Sleep is something we can never seem to get enough of. When we don’t sleep we’re tired, emotionally drained and have trouble concentrating. Besides those aforementioned side-effects from lack of sleep, our hearing can also suffer.
What is the relationship between better sleep and hearing?
When we lose sleep, especially more than two nights worth, our blood vessels have trouble functioning as they should. Our blood vessels help with circulation and when our circulation is poor, blood flow slows down, leading to the ears receiving less nutrients. This lack of nutrients can cause deterioration of the auditory hair cells that help us hear. Furthermore, sleep disorders such as insomnia and sleep apnea have been known to lead to sensorineural hearing loss, a form of permanent hearing loss categorized by damage to the inner ear and nerve pathways that connect the inner ear to the brain. Additionally, sleep apnea increases plaque buildup in blood vessels and contribute to the atrophy of areas of the brain and vessels that are responsible for hearing.
How to sleep well and protect your hearing
To preserve your sleep, a quiet bedroom is key. Managing noise pollution plays an important role in ensuring your bedroom is a peaceful, ideal environment conducive to getting a good night’s sleep. Here’s how you can turn your bedroom into a palace where slumber goes undisturbed:
- Turn off the TV before bed because falling asleep with the television can wake you up during the night and make you feel groggy in the morning. Instead, get a white noise machine if you need sound in the background.

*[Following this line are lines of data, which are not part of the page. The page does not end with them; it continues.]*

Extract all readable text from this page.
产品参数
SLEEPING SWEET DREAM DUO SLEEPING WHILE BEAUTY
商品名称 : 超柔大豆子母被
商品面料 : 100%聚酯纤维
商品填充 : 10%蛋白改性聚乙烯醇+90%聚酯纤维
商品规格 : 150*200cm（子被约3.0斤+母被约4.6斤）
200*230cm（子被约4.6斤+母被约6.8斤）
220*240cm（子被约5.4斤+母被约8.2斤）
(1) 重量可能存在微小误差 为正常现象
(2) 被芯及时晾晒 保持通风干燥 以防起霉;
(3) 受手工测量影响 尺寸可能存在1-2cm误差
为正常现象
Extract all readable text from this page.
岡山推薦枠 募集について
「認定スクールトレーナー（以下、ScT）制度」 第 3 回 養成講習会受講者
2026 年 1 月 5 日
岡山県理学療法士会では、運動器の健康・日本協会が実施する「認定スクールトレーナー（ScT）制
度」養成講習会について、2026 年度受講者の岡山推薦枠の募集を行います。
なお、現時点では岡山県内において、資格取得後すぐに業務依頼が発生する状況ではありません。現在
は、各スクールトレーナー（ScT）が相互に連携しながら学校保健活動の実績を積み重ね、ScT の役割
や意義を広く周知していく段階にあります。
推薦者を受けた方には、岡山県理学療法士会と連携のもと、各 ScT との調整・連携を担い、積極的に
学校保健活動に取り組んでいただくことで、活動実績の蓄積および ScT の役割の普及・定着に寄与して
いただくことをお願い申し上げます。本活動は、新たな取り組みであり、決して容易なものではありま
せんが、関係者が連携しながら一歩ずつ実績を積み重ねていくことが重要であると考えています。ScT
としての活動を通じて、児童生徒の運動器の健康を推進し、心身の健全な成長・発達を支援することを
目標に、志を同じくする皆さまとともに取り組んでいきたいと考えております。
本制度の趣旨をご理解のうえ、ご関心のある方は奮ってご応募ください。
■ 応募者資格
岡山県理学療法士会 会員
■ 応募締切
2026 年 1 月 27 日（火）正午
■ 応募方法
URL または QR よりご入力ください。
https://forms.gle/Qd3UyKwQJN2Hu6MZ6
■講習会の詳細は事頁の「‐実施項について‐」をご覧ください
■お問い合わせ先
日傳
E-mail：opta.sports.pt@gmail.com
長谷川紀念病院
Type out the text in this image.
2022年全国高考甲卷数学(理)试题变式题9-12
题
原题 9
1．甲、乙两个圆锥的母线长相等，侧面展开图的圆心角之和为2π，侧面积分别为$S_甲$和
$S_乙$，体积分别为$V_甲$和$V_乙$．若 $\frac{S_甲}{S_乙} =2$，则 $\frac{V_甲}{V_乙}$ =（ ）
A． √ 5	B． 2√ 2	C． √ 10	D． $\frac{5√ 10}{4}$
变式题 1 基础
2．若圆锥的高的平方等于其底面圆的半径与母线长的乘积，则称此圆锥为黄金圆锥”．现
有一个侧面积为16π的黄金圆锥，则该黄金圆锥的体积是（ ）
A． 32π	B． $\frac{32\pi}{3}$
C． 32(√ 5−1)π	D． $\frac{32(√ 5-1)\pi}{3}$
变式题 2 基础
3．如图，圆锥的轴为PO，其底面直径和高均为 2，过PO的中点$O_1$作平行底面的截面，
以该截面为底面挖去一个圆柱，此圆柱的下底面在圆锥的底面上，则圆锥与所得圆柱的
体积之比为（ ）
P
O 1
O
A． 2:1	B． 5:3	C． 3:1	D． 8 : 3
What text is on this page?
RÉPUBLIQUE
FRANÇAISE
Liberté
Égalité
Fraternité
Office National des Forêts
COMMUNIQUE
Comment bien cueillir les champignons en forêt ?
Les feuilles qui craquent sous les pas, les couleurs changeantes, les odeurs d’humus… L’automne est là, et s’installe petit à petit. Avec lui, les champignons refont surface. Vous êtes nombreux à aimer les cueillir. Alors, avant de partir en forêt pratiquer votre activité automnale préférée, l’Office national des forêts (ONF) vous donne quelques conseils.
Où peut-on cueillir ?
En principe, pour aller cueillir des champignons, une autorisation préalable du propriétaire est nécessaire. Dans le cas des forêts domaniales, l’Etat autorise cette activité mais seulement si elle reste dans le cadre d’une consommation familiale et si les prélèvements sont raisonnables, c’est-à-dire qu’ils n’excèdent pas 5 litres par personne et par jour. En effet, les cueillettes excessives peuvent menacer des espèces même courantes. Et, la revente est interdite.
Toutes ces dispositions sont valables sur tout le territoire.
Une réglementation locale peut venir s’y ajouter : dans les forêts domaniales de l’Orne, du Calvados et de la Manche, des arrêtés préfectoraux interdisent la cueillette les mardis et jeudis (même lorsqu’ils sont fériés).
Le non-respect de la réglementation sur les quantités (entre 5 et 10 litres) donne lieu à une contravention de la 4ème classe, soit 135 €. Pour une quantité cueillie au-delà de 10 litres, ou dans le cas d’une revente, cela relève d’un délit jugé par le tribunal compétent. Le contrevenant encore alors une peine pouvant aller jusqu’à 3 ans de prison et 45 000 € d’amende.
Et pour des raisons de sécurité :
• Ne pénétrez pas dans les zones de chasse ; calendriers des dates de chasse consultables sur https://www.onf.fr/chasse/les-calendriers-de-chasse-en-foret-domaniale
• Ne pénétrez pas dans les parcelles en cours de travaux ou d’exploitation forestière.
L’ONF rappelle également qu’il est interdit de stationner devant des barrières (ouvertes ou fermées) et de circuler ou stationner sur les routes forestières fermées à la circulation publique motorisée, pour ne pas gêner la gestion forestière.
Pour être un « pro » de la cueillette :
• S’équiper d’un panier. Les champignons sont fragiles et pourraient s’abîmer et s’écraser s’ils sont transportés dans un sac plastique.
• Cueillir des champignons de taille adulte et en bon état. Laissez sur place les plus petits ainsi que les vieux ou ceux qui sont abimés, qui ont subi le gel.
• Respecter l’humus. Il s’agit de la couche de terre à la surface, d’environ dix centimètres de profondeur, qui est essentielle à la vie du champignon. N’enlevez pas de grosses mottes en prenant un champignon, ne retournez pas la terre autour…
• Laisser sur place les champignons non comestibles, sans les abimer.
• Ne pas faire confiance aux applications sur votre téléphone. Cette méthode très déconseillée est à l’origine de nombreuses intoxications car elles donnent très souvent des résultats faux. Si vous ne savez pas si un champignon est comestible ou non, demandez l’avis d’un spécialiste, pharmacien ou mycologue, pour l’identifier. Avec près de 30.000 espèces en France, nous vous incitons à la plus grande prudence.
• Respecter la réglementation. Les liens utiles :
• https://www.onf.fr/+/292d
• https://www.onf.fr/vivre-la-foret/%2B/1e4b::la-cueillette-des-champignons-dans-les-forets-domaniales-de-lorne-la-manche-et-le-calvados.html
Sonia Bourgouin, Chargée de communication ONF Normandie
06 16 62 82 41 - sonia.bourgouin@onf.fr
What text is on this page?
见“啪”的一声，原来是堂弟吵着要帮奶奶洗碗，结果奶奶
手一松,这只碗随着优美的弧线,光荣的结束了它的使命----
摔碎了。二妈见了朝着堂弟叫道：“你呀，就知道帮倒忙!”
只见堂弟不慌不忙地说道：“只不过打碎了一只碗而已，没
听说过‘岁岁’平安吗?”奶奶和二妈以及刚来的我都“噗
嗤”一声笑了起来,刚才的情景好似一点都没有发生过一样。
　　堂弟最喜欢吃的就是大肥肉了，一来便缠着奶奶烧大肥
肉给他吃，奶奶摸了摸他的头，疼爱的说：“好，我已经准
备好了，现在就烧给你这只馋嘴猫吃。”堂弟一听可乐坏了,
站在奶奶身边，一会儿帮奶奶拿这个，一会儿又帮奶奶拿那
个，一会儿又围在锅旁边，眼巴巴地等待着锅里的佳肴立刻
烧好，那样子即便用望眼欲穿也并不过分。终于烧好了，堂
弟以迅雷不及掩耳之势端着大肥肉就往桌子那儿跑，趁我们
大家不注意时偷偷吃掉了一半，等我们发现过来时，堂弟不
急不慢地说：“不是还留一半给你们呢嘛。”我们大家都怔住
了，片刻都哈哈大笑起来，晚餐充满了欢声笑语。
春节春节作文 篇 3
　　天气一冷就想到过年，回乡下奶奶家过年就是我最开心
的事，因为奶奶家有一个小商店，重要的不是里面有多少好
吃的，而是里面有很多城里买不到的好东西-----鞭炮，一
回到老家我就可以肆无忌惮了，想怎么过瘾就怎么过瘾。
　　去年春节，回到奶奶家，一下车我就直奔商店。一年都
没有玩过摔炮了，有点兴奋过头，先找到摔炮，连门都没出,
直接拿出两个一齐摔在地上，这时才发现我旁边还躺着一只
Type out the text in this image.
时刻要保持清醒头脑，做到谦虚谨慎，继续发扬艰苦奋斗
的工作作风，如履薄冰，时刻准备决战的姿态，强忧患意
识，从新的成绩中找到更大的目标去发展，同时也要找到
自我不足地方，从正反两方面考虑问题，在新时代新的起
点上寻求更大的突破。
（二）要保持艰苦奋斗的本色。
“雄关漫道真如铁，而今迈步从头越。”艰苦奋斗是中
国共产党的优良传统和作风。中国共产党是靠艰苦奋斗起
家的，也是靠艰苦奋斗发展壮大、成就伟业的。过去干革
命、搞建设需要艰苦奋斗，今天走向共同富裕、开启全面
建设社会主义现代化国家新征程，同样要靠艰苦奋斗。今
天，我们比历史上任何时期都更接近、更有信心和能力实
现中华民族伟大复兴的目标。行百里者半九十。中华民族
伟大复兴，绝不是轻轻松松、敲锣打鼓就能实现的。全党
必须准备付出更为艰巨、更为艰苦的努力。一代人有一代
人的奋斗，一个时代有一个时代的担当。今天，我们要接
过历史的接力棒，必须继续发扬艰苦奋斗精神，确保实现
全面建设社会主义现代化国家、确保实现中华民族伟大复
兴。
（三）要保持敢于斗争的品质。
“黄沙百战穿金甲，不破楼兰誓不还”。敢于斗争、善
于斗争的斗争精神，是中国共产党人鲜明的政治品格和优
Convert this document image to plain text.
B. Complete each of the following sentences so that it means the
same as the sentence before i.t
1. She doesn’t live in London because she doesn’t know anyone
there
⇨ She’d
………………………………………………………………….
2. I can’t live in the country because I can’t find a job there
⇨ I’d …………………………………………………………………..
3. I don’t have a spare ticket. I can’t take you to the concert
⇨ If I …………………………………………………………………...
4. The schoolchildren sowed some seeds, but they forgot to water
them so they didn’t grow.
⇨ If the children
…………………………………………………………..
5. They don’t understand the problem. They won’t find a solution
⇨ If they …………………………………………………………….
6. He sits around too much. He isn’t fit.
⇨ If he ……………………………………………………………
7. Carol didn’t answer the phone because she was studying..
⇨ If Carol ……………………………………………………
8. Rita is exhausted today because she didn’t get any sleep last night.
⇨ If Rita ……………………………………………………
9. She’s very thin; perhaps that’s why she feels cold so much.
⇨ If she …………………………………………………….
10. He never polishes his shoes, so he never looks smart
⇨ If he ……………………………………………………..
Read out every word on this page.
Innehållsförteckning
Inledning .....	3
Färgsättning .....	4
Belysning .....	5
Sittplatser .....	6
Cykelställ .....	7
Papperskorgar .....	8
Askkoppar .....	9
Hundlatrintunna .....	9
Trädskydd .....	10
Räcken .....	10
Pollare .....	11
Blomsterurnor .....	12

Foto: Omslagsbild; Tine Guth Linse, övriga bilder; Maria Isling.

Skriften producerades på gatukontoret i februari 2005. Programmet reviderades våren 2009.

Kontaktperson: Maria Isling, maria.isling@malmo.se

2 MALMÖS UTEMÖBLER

- Wear a sleep mask to ensure maximum darkness so that you block out any light that could be coming in through a break in the curtains or a partner’s phone as they check their email before bed.
- Turn off any screens at least 45 minutes before bed. The screens from our phones, computers and tablets trick the body into thinking it’s daytime. Alternatively, use an e-reader because those screens are designed to mimic a book. If reading before bed isn’t ideal then listen to a podcast. There are many available that deal with helping you fall asleep.
- If you and your partner are on different schedules, consider sleeping with earplugs so they don’t wake you when they come to bed.
- Avoid sugary foods, caffeine and alcohol before bed. If you must eat before bed, try something light like an apple or a bowl of cereal. If you need something warm before bed, have herbal tea but stay away from hot chocolate, even if it’s sugar-free. The same goes for smoking. Cigarettes are a stimulant like caffeine and you shouldn’t have a smoke before bed.
- If you or your spouse snores, wear a breathing strip on your nose during sleep. You should also get snoring checked out by a doctor. It could lead to obstructive sleep apnea.